Garrus laughed softly, thinking that he had worried about that himself. It was rare for Kaidan to not go groundside - Shepard and Kaidan were a truly formidable team in combat and Shepard was reluctant to take on a mission without the security of their synchronicity. Garrus mused that Liara might not realize that Shepard had tapped her for that mission as a way to help the asari get back into things after Benezia's death and as a symbol of her trust.
"I know she took me to help me," Liara said, surprising him with her intuition and making him wonder if becoming the Shadow Broker had also made her a mind reader. "I blamed myself for letting her down."
Garrus frowned, his mandibles shifting with the expression. "It wasn't your fault, Liara."
"Oh, I know that now," she said calmly, "but the girl I was then," she sighed, "I doubted myself more often than not."
Garrus nodded, accepting the truth in that statement. The asari had truly grown over the years he had known her.

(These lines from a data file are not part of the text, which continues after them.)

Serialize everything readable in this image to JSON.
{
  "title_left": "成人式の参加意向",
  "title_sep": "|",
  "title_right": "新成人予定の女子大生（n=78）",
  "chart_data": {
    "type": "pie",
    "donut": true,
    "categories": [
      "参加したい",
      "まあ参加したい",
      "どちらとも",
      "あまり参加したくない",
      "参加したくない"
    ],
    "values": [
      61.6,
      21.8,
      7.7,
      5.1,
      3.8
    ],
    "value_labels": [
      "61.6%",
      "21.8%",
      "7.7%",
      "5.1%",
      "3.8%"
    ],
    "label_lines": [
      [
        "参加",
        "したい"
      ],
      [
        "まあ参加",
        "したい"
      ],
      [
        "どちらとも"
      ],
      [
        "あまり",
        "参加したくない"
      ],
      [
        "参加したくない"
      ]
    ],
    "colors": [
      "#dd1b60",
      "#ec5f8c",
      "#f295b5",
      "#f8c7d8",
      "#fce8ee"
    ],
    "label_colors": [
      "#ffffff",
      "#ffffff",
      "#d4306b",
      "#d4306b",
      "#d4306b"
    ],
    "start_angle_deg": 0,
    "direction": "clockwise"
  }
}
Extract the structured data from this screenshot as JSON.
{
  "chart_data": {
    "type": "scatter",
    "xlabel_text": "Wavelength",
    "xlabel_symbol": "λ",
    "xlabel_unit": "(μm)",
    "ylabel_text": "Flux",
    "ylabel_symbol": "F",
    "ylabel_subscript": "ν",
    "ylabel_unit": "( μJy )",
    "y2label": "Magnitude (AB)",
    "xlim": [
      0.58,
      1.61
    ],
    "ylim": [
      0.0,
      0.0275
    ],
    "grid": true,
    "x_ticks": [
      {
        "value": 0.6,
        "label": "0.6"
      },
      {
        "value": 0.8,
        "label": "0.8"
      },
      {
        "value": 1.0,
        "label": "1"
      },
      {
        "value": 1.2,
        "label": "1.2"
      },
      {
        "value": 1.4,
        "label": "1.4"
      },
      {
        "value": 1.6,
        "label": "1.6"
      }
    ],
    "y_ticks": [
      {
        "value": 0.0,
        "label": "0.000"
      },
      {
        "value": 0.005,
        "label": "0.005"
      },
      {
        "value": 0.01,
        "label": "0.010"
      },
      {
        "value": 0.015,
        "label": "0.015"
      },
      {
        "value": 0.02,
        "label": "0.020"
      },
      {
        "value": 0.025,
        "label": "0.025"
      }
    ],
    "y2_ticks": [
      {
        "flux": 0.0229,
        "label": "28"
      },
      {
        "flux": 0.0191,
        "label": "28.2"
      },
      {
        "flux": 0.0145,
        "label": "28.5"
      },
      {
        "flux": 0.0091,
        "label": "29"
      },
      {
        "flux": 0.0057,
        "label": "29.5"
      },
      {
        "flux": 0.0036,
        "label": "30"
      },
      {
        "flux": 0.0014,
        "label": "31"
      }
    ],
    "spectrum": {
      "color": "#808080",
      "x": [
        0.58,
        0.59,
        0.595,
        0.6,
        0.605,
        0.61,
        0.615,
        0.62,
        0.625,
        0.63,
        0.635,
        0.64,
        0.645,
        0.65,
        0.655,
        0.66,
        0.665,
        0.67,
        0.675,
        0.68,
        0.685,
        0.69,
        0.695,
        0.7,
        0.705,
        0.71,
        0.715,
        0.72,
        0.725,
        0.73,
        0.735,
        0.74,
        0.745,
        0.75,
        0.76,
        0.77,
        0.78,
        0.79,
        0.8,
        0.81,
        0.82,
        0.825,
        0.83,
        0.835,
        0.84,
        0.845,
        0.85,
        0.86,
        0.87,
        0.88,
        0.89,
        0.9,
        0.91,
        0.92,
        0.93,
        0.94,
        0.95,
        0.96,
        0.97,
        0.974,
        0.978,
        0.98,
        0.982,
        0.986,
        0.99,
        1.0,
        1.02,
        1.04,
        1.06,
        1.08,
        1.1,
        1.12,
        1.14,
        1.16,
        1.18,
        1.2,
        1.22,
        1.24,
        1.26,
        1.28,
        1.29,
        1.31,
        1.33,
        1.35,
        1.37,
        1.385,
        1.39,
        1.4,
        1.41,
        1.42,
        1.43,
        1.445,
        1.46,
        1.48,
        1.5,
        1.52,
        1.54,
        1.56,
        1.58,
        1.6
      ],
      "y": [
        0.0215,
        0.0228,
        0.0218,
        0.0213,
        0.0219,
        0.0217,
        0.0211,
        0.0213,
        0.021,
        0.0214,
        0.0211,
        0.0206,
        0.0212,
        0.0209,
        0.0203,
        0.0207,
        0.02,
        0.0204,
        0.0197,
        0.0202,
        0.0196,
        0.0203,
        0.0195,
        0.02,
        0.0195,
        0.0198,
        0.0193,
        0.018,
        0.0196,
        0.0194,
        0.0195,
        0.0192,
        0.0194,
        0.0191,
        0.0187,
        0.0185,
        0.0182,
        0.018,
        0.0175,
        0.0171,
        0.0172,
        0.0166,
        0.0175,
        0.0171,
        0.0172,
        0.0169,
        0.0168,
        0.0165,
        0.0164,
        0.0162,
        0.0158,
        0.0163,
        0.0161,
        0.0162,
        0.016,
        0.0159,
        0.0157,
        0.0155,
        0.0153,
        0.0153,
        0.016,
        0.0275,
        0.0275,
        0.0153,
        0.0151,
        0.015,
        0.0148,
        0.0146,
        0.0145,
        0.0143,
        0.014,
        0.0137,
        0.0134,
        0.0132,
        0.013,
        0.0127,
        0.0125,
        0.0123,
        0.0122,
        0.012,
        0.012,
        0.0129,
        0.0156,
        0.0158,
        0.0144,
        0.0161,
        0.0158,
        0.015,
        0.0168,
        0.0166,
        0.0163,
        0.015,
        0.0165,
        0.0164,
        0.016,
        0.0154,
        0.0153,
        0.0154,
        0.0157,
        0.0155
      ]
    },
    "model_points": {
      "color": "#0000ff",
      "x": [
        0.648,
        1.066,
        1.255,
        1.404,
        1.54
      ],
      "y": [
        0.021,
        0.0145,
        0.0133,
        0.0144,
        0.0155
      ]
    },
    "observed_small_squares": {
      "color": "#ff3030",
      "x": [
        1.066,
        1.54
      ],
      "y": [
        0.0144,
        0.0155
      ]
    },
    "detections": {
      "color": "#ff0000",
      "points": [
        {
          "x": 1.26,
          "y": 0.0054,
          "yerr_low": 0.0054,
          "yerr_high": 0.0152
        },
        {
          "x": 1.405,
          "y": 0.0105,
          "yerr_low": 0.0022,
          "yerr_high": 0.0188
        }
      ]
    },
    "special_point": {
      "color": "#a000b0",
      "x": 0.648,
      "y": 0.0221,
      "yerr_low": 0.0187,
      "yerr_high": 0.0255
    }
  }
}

He wondered how much of that was due to Shepard, how much was the galactic conflict they had been engaged in for all the time they'd know each other. A question for sharper minds, he thought, deciding that he'd never know.
"It was Kaidan that comforted me," Liara said, continuing her memory. "Ironic, I spent hours avoiding him, afraid that he'd blame me, until he finally cornered me and then he was the one that made me feel better."
"What did he say?" Garrus asked, having actually never heard this tale before.
"He asked me if I did everything I could. I thought about it for a moment, reviewing the mission in my mind again. I told him yes. He nodded and asked me if I had followed every order Shepard had given. That, I didn't have to think about, I nodded immediately. He turned to me and looked me right in the eye and said 'then let it go. Bad things happen sometimes, it's not your fault that this did.' Then he turned away, said that Shepard was fine and I could see her whenever I was ready." Liara smiled in memory of the simple comfort Kaidan had offered with quiet reassurance, even though she had seen the tightness around his eyes and the obvious distress that Shepard had been hurt.
"Yeah, he has a way about him," Garrus agreed, "he takes care of people."
"Yes," Liara agreed, thinking that summarized their friend quite well. "So who takes care of him now?" she questioned the turian who had become her friend as well.
"Good question," Garrus replied in soft tones, turning to look out the window. He didn't have an answer for her.